Not quite right. 'init' is a Unix system _role_ aka system function
-- involving at minimum being process #1, the ancestor of all other
userspace processes -- a role that can be filled by any of a number of
alternatively usable pieces of software.
The specifc init installed by default in most Linux distros over the past
two decades is one that closely follows the design used in AT&T System V
Unix, hence that init's name, SysVInit. It's a small, extremely well
debugged, deliberately modest-featured binary compiled from C source.
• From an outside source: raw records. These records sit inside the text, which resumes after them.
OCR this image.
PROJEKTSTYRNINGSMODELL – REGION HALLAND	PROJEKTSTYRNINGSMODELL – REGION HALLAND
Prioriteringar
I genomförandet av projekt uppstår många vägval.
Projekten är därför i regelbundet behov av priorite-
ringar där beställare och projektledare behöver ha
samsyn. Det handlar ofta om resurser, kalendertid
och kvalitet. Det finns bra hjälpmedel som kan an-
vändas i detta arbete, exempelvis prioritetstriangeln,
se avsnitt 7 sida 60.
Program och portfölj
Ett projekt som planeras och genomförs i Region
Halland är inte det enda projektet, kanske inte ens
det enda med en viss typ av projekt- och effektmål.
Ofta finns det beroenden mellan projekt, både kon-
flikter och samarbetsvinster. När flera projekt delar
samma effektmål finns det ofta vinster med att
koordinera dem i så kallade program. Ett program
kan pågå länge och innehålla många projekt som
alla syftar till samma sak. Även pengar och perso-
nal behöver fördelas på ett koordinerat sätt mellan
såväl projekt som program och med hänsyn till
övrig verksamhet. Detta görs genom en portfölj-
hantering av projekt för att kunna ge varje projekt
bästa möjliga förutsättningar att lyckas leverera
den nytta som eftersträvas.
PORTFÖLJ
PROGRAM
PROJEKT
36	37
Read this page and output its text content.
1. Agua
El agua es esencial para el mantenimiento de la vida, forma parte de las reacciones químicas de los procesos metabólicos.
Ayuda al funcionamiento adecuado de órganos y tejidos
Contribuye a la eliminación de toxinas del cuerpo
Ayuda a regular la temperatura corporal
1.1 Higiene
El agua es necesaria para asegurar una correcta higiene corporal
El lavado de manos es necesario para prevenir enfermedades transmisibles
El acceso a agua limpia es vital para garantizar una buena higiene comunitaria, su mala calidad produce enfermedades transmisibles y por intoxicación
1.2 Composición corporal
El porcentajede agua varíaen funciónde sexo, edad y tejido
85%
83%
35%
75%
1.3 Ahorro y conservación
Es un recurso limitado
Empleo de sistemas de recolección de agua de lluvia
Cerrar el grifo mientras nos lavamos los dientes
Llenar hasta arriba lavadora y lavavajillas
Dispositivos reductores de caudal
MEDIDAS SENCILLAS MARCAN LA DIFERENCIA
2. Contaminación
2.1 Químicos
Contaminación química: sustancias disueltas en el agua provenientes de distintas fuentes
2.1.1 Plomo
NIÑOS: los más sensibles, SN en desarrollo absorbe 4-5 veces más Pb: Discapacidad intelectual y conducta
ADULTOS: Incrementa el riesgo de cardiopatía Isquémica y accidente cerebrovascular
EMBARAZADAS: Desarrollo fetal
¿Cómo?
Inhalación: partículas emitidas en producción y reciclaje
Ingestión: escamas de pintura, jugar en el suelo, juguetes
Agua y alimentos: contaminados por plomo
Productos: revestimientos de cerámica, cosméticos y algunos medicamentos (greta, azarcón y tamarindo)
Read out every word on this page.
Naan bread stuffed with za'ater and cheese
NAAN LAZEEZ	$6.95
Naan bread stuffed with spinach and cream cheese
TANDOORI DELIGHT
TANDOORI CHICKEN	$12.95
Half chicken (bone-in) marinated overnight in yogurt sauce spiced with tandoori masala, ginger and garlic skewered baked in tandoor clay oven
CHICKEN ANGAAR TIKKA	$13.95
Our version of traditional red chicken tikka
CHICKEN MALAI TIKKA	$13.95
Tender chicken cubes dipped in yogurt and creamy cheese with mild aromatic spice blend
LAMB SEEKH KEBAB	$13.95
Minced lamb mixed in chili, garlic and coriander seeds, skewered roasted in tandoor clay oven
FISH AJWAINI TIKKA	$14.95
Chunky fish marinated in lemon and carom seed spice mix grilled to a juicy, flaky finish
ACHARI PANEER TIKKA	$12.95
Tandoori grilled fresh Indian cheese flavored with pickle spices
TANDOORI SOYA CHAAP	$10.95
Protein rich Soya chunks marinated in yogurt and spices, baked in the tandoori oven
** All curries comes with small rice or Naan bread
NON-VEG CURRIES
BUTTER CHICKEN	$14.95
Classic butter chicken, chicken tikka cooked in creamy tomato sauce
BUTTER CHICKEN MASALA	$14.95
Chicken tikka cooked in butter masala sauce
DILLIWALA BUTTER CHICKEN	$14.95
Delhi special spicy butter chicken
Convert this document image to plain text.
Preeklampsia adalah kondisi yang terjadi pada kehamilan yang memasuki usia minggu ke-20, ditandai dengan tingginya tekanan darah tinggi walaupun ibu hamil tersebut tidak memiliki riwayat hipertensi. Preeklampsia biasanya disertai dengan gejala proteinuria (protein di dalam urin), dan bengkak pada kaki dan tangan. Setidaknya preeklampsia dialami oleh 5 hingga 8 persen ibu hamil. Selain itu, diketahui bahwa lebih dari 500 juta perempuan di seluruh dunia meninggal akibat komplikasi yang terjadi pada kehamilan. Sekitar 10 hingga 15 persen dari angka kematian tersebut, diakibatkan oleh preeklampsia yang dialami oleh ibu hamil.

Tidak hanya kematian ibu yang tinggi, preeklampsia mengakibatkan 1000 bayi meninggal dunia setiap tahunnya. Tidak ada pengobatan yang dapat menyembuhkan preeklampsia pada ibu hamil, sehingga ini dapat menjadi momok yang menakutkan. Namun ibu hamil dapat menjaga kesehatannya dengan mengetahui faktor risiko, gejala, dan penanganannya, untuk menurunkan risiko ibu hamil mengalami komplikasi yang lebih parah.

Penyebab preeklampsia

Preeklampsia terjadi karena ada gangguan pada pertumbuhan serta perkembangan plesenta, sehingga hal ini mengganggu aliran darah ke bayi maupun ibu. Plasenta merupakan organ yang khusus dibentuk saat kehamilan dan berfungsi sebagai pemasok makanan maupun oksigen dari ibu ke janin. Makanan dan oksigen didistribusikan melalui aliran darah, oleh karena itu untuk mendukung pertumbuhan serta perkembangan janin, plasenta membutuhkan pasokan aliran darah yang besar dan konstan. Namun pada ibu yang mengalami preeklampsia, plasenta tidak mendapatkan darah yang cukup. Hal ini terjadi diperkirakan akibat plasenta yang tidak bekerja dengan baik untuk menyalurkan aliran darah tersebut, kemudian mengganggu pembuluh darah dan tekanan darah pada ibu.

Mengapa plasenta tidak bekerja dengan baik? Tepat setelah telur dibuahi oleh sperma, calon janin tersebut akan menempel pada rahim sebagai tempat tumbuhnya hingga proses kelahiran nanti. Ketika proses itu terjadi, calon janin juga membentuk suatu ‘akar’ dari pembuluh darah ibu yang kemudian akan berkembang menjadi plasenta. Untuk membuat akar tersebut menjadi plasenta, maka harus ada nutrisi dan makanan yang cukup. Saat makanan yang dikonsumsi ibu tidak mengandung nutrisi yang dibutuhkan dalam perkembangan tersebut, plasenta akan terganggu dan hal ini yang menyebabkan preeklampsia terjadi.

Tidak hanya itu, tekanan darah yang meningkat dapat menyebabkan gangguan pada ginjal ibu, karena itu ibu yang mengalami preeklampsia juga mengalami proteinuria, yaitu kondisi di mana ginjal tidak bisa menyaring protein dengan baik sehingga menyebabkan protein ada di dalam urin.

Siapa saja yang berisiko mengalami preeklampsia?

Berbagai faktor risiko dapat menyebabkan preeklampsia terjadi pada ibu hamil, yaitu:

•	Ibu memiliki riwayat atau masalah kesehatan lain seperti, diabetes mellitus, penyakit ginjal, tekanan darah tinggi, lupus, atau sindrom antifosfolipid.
There have always been some Linux distros that default to a different
init, as Slackware does. And there are a number of other inits used
by non-typical distros by default, e.g., Gentoo Linux defaults to using
one called OpenRC.
(Note the term 'default': Distros often offer a choice among several
inits that they package.)
SysVInit's 'init' binary is always /sbin/init, but there's no reason why
some other init mightn't use that file location as well. Or the
alternative init package might turn /sbin/init into a symbolic link
pointing to its binary elsewhere.
The BSDs (and Slackware) default to an init somewhat different from
SysVInit, one logically enough called BSD init. Recent Solaris releases
switched from SysVInit to Sun Microsystems's SMF = Service Management
Facility. Ubuntu is at the moment using Scott James Remnant's 'Upstart'
as that distro's default init. Apple Macinitosh OS X uses launchd,
after for many releases relying on program launcher SystemStarter
started from a BSD init.
Init processes differ widely in the scope of what system management
tasks they take on: Some are featureful, others not. They also differ
widely in their dependencies, e.g., Upstart and systemd require D-Bus
inter-process communication, and systemd is tied to a number of
facilities available only with the Linux kernel (e.g., udev).